La decisión fue publicada en la página oficial de atención posventa de Samsung en China, donde la compañía confirmó que mantendrá el servicio posventa para los usuarios que ya adquirieron estos productos.
Qué productos dejarán de venderse
Según la información disponible en el portal chino de Samsung, la retirada incluye:
- Televisores
- Monitores
- Pantallas comerciales de gran formato
- Aires acondicionados
- Frigoríficos
- Lavadoras y secadoras
- Equipos de sonido
- Proyectores
- Aspiradoras y purificadores de aire
Los teléfonos móviles seguirán vendiéndose con normalidad, por lo que la salida afecta únicamente a la línea de productos del hogar.
Competencia feroz y pérdida de cuota de mercado
Samsung ingresó al mercado chino en 1992 y durante años mantuvo una posición sólida en segmentos como televisores y electrodomésticos. Sin embargo, el ascenso de marcas locales como Hisense, TCL y Xiaomi redujo drásticamente su presencia.

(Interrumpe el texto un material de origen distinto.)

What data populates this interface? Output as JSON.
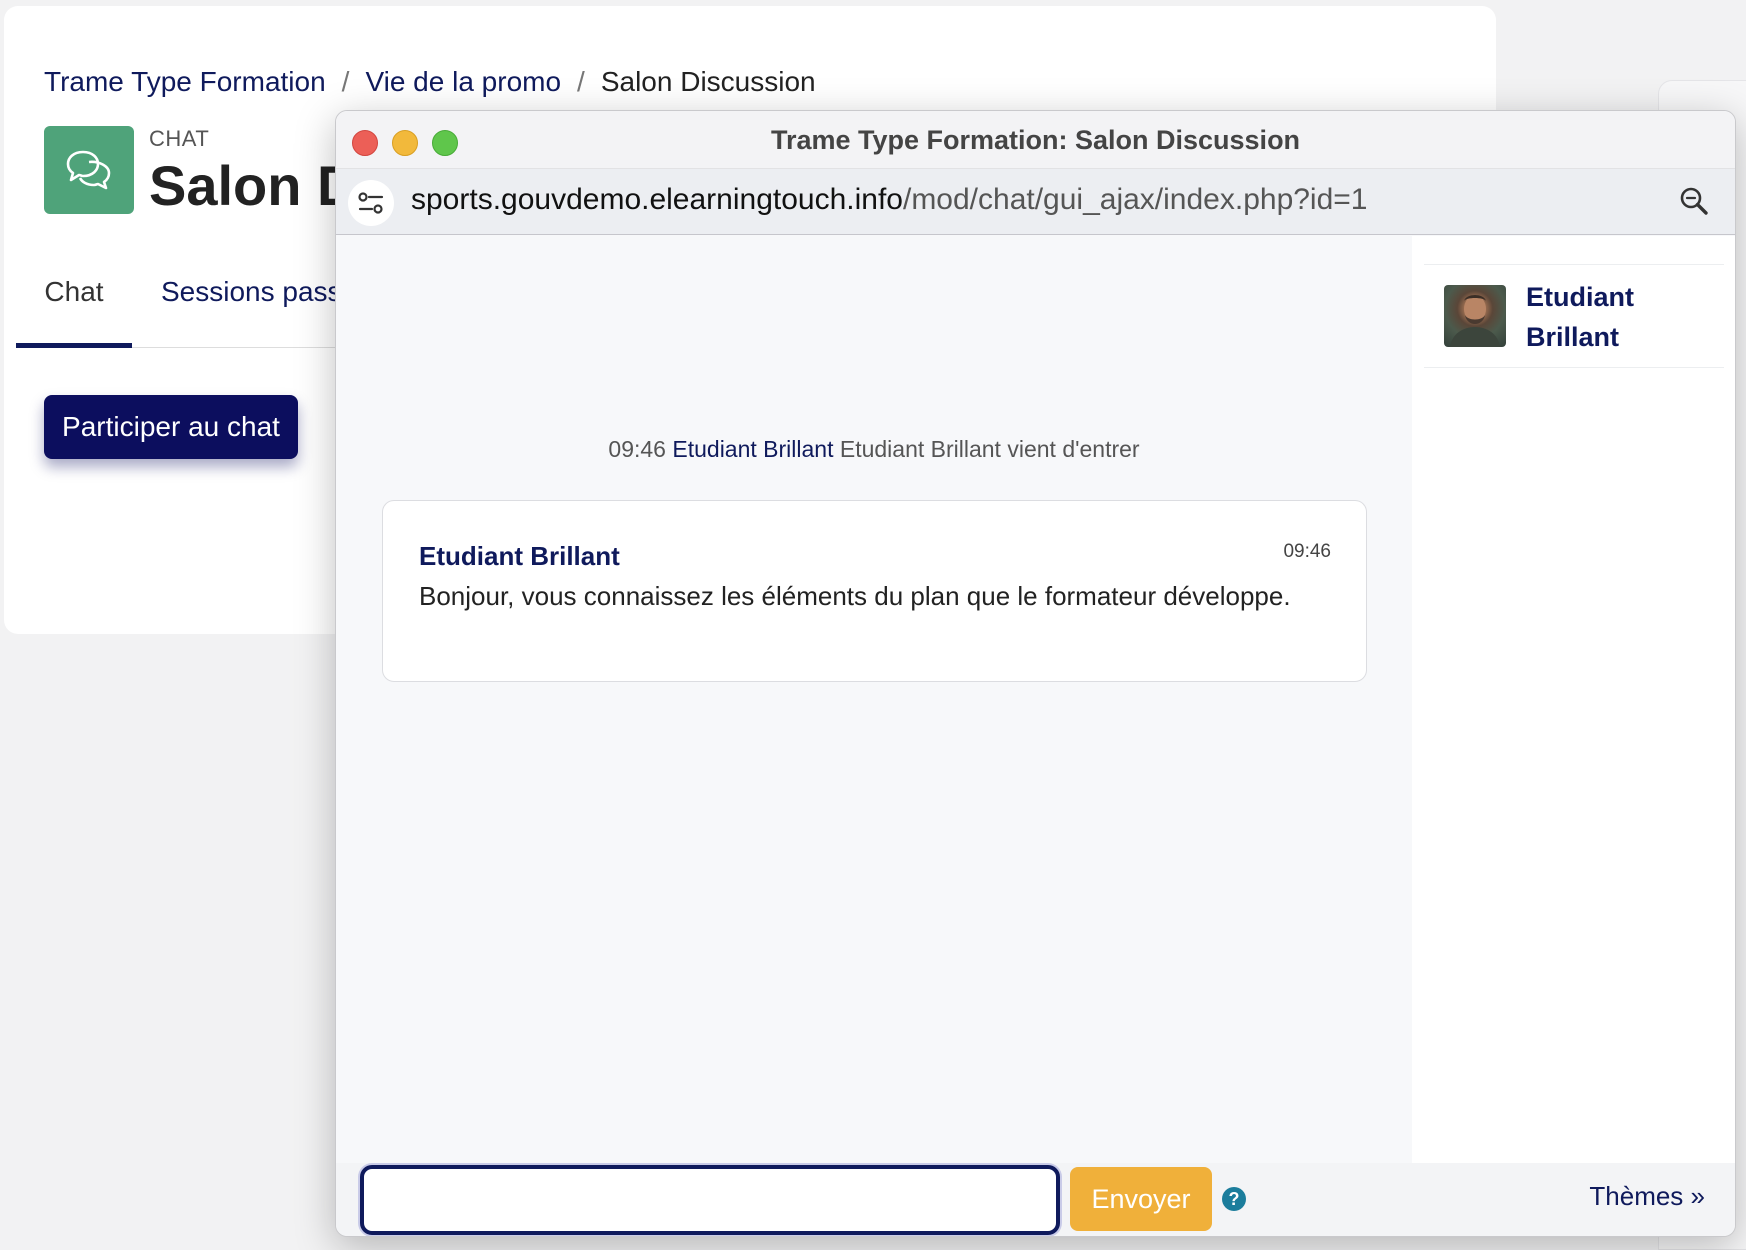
{
  "breadcrumb": {
    "items": [
      "Trame Type Formation",
      "Vie de la promo",
      "Salon Discussion"
    ],
    "separator": "/"
  },
  "module": {
    "type_label": "CHAT",
    "title": "Salon D",
    "icon": "chat-bubbles-icon",
    "icon_bg_color": "#4fa37a"
  },
  "tabs": {
    "chat": "Chat",
    "sessions": "Sessions pass"
  },
  "join_button": {
    "label": "Participer au chat",
    "color": "#0c0e5e"
  },
  "popup": {
    "window_title": "Trame Type Formation: Salon Discussion",
    "url_domain": "sports.gouvdemo.elearningtouch.info",
    "url_path": "/mod/chat/gui_ajax/index.php?id=1"
  },
  "chat": {
    "system_message": {
      "time": "09:46",
      "user": "Etudiant Brillant",
      "text": "Etudiant Brillant vient d'entrer"
    },
    "messages": [
      {
        "author": "Etudiant Brillant",
        "time": "09:46",
        "text": "Bonjour, vous connaissez les éléments du plan que le formateur développe."
      }
    ],
    "users": [
      {
        "name_line1": "Etudiant",
        "name_line2": "Brillant"
      }
    ],
    "input": {
      "value": "",
      "placeholder": ""
    },
    "send_label": "Envoyer",
    "send_color": "#f0b03a",
    "help_symbol": "?",
    "themes_label": "Thèmes »"
  },
  "colors": {
    "brand_navy": "#0f1a5c",
    "accent_orange": "#f0b03a"
  }
}
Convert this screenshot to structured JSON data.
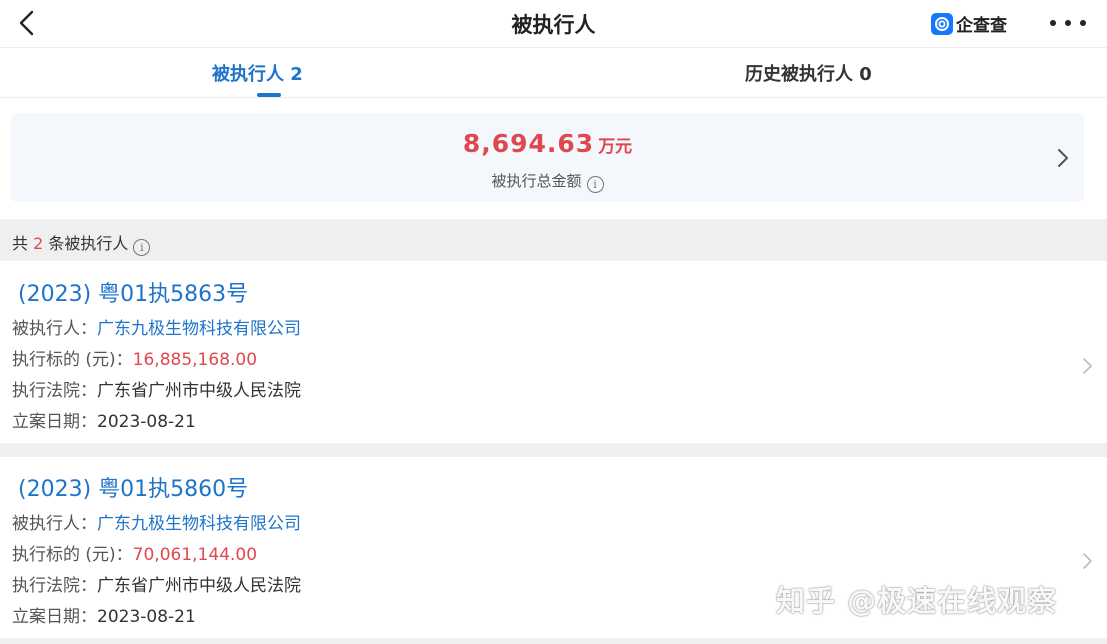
{
  "header": {
    "title": "被执行人",
    "brand": "企查查"
  },
  "tabs": [
    {
      "label": "被执行人 2",
      "active": true
    },
    {
      "label": "历史被执行人 0",
      "active": false
    }
  ],
  "summary": {
    "amount": "8,694.63",
    "unit": "万元",
    "label": "被执行总金额"
  },
  "count_bar": {
    "prefix": "共 ",
    "count": "2",
    "suffix": " 条被执行人"
  },
  "field_labels": {
    "executed_person": "被执行人：",
    "target": "执行标的 (元)：",
    "court": "执行法院：",
    "filing_date": "立案日期："
  },
  "records": [
    {
      "case_no": "(2023) 粤01执5863号",
      "executed_person": "广东九极生物科技有限公司",
      "target": "16,885,168.00",
      "court": "广东省广州市中级人民法院",
      "filing_date": "2023-08-21"
    },
    {
      "case_no": "(2023) 粤01执5860号",
      "executed_person": "广东九极生物科技有限公司",
      "target": "70,061,144.00",
      "court": "广东省广州市中级人民法院",
      "filing_date": "2023-08-21"
    }
  ],
  "watermark": "知乎 @极速在线观察",
  "colors": {
    "accent_blue": "#1e74c9",
    "amount_red": "#e0484f",
    "summary_bg": "#f4f7fc",
    "separator_bg": "#efefef"
  },
  "icons": [
    "back-icon",
    "brand-logo-icon",
    "more-icon",
    "info-icon",
    "chevron-right-icon"
  ]
}
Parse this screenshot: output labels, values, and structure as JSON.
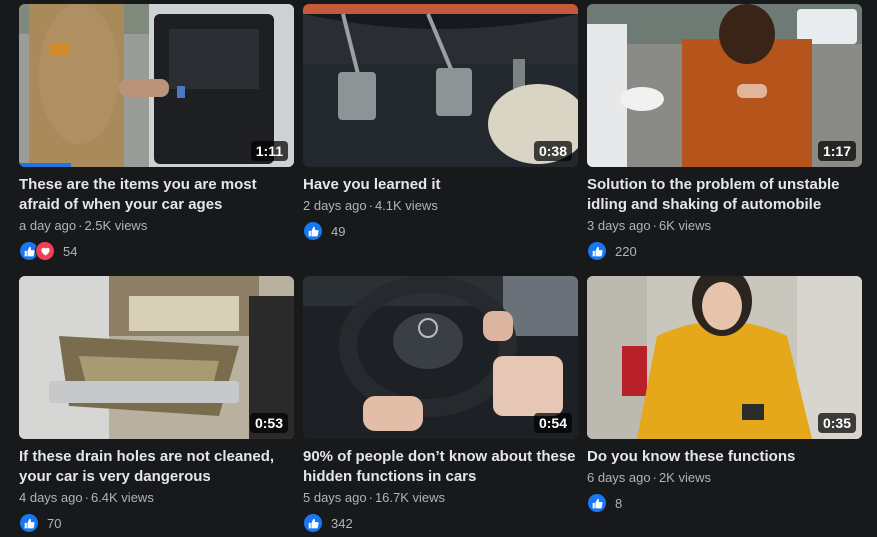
{
  "videos": [
    {
      "title": "These are the items you are most afraid of when your car ages",
      "age": "a day ago",
      "views": "2.5K views",
      "reactions": "54",
      "duration": "1:11",
      "reaction_types": [
        "like-icon",
        "love-icon"
      ],
      "watched_fraction": 0.19
    },
    {
      "title": "Have you learned it",
      "age": "2 days ago",
      "views": "4.1K views",
      "reactions": "49",
      "duration": "0:38",
      "reaction_types": [
        "like-icon"
      ]
    },
    {
      "title": "Solution to the problem of unstable idling and shaking of automobile",
      "age": "3 days ago",
      "views": "6K views",
      "reactions": "220",
      "duration": "1:17",
      "reaction_types": [
        "like-icon"
      ]
    },
    {
      "title": "If these drain holes are not cleaned, your car is very dangerous",
      "age": "4 days ago",
      "views": "6.4K views",
      "reactions": "70",
      "duration": "0:53",
      "reaction_types": [
        "like-icon"
      ]
    },
    {
      "title": "90% of people don’t know about these hidden functions in cars",
      "age": "5 days ago",
      "views": "16.7K views",
      "reactions": "342",
      "duration": "0:54",
      "reaction_types": [
        "like-icon"
      ]
    },
    {
      "title": "Do you know these functions",
      "age": "6 days ago",
      "views": "2K views",
      "reactions": "8",
      "duration": "0:35",
      "reaction_types": [
        "like-icon"
      ]
    }
  ],
  "colors": {
    "background": "#18191a",
    "accent": "#2374e1",
    "like": "#1877f2",
    "love": "#f33e58"
  }
}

Cifras que explican la retirada
Datos recientes muestran que en abril Samsung tenía:
- 3.62 % de cuota en televisores
- 0.41 % en frigoríficos
- 0.38 % en lavadoras
Estas cifras reflejan un retroceso significativo frente a la competencia china, que domina ampliamente el mercado.
Expertos del sector atribuyen la salida a la insuficiente localización de productos y gestión, así como al menor atractivo de las marcas extranjeras entre los consumidores jóvenes.
Qué significa esta decisión para Samsung
El retiro de la categoría de electrodomésticos en China supone un cambio estratégico profundo para la compañía, que ahora concentrará sus esfuerzos en segmentos donde aún mantiene competitividad, como los smartphones y soluciones tecnológicas de alto valor.